Health Canada said earlier this year that the federal Pesticide Management Regulatory Agency would re-evaluate glyphosate, but pending that review, it wasn't considered harmful to human health.
'I'm concerned there might be some corporate or political pressure put on [Cleary] for her to stand aside.' - Ann Pohl, Bass River resident
If Health Canada found action was needed, Cleary wrote in her August letter, "please be assured that I will take proactive action to ensure that public health in New Brunswick is protected."
Pohl, who is a member of the Council of Canadians, says Cleary responded quickly when she first contacted her about glyphosate. "She was very interested in the issue.
"I'm concerned there might be some corporate or political pressure put on [Cleary] for her to stand aside."
Pohl says Dr. Jennifer Russell, the acting chief medical officer of health, told her on Nov. 9 the glyphosate study was still going ahead, and the office's action plan would be complete before the 2016 spraying season.

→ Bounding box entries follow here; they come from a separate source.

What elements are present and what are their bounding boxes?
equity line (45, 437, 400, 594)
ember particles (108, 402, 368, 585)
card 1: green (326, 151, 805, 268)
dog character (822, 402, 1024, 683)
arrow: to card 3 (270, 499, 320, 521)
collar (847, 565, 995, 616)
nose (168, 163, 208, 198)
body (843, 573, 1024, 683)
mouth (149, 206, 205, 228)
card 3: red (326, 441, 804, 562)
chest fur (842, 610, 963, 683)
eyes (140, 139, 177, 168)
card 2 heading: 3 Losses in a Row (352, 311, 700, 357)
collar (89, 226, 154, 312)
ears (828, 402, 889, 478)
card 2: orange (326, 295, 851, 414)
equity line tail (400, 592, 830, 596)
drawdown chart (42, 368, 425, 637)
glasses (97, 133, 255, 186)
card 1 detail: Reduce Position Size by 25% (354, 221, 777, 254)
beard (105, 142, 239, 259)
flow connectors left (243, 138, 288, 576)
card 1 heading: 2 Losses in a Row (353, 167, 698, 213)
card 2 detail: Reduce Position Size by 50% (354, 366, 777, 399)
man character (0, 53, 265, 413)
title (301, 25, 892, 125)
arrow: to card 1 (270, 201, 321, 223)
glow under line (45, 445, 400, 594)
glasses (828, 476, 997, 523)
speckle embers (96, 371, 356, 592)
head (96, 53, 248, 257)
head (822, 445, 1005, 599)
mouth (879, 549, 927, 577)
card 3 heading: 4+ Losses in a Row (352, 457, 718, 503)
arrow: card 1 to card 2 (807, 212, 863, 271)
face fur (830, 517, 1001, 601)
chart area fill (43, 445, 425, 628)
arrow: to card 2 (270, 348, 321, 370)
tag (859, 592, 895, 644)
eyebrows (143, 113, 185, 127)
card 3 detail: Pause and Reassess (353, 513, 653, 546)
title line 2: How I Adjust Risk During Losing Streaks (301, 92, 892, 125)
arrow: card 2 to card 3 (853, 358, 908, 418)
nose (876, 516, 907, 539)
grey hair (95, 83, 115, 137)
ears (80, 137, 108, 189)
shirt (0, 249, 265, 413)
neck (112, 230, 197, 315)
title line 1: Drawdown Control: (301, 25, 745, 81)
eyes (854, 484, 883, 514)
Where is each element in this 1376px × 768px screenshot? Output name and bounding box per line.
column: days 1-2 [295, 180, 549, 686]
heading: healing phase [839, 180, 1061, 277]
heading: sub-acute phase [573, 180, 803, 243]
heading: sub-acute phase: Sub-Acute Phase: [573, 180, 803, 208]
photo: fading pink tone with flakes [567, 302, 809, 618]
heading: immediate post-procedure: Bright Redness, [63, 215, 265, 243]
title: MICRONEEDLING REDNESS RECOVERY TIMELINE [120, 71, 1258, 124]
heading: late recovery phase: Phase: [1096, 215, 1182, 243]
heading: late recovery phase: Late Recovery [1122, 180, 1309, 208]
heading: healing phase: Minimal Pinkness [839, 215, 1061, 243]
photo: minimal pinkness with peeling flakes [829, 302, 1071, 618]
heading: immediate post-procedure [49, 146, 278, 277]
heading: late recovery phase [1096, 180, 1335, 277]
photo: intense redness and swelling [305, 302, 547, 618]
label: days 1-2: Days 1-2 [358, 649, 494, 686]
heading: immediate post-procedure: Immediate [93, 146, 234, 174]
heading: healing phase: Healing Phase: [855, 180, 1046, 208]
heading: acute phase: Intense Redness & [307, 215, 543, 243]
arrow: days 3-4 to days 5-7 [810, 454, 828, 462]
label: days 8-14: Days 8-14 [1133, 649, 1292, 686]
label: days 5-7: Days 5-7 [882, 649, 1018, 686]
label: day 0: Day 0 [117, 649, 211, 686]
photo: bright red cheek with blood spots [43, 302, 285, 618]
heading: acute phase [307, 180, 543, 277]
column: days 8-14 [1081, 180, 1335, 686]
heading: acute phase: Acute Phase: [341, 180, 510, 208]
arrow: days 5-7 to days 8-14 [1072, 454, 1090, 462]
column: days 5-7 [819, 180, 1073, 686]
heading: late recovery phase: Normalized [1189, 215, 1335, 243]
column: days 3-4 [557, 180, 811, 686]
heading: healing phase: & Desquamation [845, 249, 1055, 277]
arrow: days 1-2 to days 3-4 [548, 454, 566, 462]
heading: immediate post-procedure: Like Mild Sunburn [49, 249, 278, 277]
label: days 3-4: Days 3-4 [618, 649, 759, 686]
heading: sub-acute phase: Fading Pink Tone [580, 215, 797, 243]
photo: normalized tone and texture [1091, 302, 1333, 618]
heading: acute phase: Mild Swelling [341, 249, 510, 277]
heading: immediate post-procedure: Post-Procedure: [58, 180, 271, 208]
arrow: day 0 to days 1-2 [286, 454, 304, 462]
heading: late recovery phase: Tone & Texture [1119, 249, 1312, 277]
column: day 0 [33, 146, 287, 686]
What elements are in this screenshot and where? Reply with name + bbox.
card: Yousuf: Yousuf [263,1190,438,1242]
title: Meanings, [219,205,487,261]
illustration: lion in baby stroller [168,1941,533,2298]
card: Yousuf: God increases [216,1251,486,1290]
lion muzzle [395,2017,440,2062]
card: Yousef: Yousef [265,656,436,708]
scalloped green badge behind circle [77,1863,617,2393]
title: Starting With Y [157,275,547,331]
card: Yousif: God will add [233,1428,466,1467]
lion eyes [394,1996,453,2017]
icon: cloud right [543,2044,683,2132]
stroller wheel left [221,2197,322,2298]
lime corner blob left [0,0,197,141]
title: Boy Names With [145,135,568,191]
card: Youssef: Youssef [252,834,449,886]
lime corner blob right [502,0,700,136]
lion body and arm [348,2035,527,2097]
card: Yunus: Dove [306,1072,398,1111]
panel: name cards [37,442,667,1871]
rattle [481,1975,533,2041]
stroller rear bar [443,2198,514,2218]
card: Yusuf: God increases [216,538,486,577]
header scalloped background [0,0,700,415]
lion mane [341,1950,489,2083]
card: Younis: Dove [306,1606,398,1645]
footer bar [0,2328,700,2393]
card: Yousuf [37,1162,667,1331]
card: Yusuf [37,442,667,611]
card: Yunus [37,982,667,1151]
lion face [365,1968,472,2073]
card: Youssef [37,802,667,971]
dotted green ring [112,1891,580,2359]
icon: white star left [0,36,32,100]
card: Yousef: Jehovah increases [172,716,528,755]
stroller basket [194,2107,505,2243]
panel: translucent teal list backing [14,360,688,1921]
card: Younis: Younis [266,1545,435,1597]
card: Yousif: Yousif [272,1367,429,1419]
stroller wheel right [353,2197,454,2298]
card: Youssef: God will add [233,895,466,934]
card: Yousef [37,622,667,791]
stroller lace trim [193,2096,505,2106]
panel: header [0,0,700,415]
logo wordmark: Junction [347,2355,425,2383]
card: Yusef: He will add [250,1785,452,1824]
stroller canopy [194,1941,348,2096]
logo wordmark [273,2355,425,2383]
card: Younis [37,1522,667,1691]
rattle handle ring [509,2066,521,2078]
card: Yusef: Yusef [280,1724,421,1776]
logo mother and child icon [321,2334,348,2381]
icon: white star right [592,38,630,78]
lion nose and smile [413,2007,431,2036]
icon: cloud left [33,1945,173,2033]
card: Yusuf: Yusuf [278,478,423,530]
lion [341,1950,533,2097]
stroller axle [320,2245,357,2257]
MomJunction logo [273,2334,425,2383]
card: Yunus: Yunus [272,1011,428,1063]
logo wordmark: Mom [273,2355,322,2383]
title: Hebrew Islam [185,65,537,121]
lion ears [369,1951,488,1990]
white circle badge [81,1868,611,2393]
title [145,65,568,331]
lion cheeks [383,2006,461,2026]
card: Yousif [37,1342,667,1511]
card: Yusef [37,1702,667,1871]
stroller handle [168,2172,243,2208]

Health minister says 'personnel matter'
Health Minister Victor Boudreau told reporters Cleary's leave "is a personnel matter. It's not something we can comment about. It has nothing to do with the office per se, or the independence of the office. It's an HR issue and I won't comment anymore."
In 2012, Cleary wrote a report on what she considered the "social and community health risks" of shale gas development, a report the then-Progressive Conservative government considered keeping secret.
The PCs eventually allowed it to be released.
"I think I have had to re-affirm my right and my ability to speak," Cleary later said about the episode.
Pohl says she admired Cleary's work on shale gas "and we were really hoping she'd do the same thing with the glyphosate spraying issue."
'She's an action hero for us'
"She's an action hero for us in New Brunswick," Pohl says.
"We have so many of these environmental health issues and so many things that we need to be thinking about."
The Liberals, who accused the PCs of trying to "muzzle" Cleary on shale gas, promised in their 2014 election platform to "ensuring the independence of the medical officers of health."
The platform also said any decision on fracking would "follow recommendations of the Chief Medical Officer of Health."